Com a República, a velha, é que começou, o Rio Grande novo. A transformação fez-se paulatinamente, mas, seguramente. Sem saltos, sem desequilíbrios. Sacudia-a, de quando em quando, uma política local vivaz, irrequieta. Até 1916 nenhum dos seus intendentes chegara ao fim do mandato. Às vezes, verdade é, a causa não era a política. Eram outras fatalidades... inclusive a morte... A intendência ganhará, até, a má fama de cadeira fatal. Mas isto, hoje, é história antiga. Como quer que seja, nenhum intendente deixou a função por desonesto, pois, todos foram guardas fiéis dos dinheiros públicos e cada qual trouxe a sua pedra à construção da ampla e bela cidade que é o Rio Grande, onde se tem essa grata sensação de desafogo, de poder de expansão que é característica das cidades que detém portos marítimos. O Coronel Augusto Álvaro de Carvalho, transformando, em 1895, o lagoão da Geribanda nesta praça admirável que é, hoje, a praça Visconde de Tamandaré. O dr. Juvenal Octaviano Miller, criando o Ginásio Municipal Lemos Júnior e fazendo o estudo e a primeira tentativa para dotar a cidade do serviço de esgoto. O dr. Trajano Lopes, retificando ruas, modernizando praças, etc.
O período intensivo da transformação urbana do Rio Grande começou, porém, com a administração municipal dos drs.
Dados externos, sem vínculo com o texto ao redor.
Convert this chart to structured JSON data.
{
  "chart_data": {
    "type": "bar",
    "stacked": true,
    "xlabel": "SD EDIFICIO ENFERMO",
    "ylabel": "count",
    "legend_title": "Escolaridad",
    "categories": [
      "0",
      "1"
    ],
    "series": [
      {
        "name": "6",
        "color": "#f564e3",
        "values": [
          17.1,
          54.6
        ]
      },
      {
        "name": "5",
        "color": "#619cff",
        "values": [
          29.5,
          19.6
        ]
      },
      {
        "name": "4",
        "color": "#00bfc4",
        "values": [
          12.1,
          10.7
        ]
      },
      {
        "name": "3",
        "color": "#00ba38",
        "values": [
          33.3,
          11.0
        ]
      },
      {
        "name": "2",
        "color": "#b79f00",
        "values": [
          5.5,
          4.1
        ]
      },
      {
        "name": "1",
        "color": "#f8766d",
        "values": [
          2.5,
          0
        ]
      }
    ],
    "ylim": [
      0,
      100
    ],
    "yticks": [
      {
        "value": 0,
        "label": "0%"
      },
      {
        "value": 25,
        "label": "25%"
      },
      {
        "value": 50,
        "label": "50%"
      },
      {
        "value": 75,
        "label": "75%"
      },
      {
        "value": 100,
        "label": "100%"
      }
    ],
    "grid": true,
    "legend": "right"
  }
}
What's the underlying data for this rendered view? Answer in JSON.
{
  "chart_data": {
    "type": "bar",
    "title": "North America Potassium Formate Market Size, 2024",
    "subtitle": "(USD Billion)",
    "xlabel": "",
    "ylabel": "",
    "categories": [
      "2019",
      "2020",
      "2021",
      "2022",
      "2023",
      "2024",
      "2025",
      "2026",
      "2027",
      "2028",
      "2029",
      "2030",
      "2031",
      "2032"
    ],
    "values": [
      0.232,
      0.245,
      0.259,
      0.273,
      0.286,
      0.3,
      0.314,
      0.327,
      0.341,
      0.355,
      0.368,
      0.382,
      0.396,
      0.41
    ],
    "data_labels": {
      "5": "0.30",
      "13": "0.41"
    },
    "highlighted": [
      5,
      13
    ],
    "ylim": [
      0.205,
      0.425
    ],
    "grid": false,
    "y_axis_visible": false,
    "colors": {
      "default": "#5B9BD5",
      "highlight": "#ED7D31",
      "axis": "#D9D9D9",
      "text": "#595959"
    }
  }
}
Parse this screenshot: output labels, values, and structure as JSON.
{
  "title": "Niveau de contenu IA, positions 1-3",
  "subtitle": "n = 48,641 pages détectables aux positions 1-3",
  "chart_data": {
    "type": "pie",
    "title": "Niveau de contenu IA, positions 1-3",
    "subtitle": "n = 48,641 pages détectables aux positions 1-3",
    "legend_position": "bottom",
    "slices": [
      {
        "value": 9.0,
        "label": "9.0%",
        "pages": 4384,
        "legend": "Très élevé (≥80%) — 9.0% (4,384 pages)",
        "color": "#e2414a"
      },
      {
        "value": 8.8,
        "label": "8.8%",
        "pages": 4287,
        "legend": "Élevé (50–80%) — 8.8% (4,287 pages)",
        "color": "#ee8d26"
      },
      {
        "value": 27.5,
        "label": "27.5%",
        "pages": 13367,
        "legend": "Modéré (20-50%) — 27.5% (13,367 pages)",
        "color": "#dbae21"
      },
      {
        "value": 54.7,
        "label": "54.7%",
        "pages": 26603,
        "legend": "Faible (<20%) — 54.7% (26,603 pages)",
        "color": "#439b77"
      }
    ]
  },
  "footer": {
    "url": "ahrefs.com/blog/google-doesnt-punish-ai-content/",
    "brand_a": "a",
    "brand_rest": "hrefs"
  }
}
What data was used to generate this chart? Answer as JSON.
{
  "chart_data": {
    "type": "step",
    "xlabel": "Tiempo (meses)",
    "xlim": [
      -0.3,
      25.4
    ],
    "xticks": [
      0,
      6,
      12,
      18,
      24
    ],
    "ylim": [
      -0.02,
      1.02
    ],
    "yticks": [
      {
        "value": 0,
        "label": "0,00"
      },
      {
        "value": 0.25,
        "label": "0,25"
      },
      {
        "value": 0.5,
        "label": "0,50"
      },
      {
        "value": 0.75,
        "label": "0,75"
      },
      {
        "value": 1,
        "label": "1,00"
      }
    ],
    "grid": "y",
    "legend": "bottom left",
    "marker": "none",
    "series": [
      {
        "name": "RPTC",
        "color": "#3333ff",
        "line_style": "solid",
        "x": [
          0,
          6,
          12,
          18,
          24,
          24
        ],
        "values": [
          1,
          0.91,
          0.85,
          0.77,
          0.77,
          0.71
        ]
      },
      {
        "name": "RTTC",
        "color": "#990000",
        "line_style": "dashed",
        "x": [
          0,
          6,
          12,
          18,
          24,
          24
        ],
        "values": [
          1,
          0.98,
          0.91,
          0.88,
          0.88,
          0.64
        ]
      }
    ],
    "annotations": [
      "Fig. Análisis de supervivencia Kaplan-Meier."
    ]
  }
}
Alfredo Soares Nascimento, que cuidou da higiene e da instrução dotando o notável estabelecimento de ensino secundário que é o Lemos Júnior do edifício e instalações modelares que ora o serve, e pondo em execução o plano de saneamento da cidade, deixando pronta grande parte central do serviço de água e esgotos; João Fernandes Moreira, que ativou a ação de todos os ramos da administração pública, continuou e ampliou as obras de água e esgotos, iniciou a construção do grande canal de drenagem do boulevard Carlos Pinto, iniciou a construção da estrada de rodagem Rio Grande-Cassino e construiu uma nova cadeia civil; e Antonio Rocha de Meireles Leite, último intendente e atual prefeito do Município, que tem mantido, desdobrando-a em novos e numerosos melhoramentos urbanos, a ação realizadora dos seus antecessores imediatos.

O trabalho fecundo desses últimos administradores permitiu que a República nova viesse encontrar o Rio Grande já novo, com as finanças equilibradas, com relativo desafogo econômico. O repórter que ali chega, como chegamos, com olhos de querer ver, é o que vê, desde logo. E se leva cem tiras e mão disposta a dar ao lápis, pode prová-lo, facilmente. É o que vamos fazer.”